-2x=7y-13 ; x=3

Answer to this problem above is y=-2/7x+13/7 : y=1

1 answer

To solve the equations you provided, we start with the first equation:

\[ -2x = 7y - 13 \]

Given that \( x = 3 \), we can substitute \( x \) into the equation:

\[ -2(3) = 7y - 13 \]

This simplifies to:

\[ -6 = 7y - 13 \]

Now, add 13 to both sides to isolate the term with \( y \):

\[ -6 + 13 = 7y \]

\[ 7 = 7y \]

Now, divide both sides by 7 to solve for \( y \):

\[ y = 1 \]

Now, regarding the second part of your statement, it appears you were trying to express the equation in slope-intercept form \( y = mx + b \).

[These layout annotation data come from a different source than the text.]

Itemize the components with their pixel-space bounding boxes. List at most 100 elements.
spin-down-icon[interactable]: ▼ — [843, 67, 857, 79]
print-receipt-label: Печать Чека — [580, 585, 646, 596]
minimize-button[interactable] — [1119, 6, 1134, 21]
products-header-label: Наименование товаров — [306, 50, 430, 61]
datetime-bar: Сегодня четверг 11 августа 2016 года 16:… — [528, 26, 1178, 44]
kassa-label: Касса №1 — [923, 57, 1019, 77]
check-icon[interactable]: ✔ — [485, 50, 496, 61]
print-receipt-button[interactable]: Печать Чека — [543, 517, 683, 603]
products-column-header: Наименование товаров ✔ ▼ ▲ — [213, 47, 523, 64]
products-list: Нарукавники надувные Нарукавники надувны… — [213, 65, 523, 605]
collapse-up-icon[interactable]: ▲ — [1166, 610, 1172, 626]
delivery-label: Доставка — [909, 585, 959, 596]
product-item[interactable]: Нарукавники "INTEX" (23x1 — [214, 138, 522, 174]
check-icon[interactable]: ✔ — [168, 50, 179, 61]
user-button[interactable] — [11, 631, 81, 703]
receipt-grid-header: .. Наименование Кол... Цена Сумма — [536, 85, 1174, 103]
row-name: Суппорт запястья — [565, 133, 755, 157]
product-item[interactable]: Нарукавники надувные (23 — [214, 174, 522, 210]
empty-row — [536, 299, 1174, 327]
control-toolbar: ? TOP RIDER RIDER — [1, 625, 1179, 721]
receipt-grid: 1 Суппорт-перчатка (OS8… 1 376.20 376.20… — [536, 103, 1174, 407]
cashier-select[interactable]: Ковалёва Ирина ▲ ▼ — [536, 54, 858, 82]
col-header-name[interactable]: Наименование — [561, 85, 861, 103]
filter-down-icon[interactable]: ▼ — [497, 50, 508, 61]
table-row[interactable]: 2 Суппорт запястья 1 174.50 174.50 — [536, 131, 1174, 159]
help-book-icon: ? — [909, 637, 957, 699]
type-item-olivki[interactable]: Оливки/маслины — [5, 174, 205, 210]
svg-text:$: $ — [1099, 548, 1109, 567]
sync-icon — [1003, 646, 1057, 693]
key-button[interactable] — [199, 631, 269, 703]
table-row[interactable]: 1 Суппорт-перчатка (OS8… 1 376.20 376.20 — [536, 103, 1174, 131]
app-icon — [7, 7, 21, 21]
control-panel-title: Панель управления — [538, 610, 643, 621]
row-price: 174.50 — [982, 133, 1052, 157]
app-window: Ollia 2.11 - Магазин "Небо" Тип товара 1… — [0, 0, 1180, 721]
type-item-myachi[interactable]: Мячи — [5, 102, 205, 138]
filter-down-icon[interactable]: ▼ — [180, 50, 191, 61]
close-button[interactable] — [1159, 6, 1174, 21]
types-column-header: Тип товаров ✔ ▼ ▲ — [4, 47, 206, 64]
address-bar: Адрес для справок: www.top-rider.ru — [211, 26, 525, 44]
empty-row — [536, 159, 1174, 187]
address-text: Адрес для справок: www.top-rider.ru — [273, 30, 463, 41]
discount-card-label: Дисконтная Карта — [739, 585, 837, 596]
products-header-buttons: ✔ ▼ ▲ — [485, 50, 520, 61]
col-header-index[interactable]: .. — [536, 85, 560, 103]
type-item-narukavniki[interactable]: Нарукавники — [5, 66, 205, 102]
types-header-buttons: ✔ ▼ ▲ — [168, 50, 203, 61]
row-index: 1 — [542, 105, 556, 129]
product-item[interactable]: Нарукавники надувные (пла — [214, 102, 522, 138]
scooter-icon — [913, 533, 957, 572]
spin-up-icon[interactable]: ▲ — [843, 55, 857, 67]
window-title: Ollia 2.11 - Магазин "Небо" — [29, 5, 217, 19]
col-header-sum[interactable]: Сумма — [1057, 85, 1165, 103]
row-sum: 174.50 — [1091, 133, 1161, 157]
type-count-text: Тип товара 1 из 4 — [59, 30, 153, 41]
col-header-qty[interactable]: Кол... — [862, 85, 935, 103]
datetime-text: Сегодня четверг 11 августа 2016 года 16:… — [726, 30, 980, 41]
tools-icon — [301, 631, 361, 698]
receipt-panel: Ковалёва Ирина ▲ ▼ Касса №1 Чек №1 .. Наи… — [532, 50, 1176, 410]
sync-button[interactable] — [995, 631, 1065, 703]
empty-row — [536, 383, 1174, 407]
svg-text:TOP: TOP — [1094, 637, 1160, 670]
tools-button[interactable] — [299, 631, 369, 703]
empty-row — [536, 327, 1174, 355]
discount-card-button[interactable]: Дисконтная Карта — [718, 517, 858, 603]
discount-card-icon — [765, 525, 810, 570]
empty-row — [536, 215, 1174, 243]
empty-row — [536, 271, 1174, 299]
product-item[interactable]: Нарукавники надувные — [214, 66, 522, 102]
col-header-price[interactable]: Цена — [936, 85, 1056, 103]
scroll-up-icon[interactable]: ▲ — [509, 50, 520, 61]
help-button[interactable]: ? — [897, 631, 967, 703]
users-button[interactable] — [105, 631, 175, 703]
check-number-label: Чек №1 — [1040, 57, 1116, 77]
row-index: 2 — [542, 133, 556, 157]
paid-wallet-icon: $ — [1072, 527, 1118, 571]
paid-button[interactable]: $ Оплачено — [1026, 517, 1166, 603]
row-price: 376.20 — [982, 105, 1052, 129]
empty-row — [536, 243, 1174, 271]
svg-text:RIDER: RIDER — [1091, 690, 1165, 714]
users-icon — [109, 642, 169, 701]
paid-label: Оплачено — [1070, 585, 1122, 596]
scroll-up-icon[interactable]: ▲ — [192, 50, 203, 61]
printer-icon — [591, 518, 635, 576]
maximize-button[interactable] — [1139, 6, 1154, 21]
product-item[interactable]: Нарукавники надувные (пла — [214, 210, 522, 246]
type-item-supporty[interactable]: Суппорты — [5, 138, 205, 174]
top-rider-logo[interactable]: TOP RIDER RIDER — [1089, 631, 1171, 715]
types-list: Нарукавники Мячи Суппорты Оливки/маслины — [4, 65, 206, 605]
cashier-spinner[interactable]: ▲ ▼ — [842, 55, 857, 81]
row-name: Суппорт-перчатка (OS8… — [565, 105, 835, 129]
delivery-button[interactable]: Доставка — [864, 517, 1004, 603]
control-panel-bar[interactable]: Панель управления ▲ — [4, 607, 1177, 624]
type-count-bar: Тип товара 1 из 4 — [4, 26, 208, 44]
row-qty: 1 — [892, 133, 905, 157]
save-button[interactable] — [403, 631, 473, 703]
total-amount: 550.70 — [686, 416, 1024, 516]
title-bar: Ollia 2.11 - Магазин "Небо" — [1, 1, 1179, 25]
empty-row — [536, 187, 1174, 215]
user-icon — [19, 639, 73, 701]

Let's derive that from the original equation:

Starting from:

\[ -2x = 7y - 13 \]

We arrange it to solve for \( y \):

\[ 7y = -2x + 13 \]

Now, divide every term by 7:

\[ y = -\frac{2}{7}x + \frac{13}{7} \]

So you are correct; the equation can indeed be expressed as:

\[ y = -\frac{2}{7}x + \frac{13}{7} \]

And we also found \( y = 1 \) when \( x = 3 \).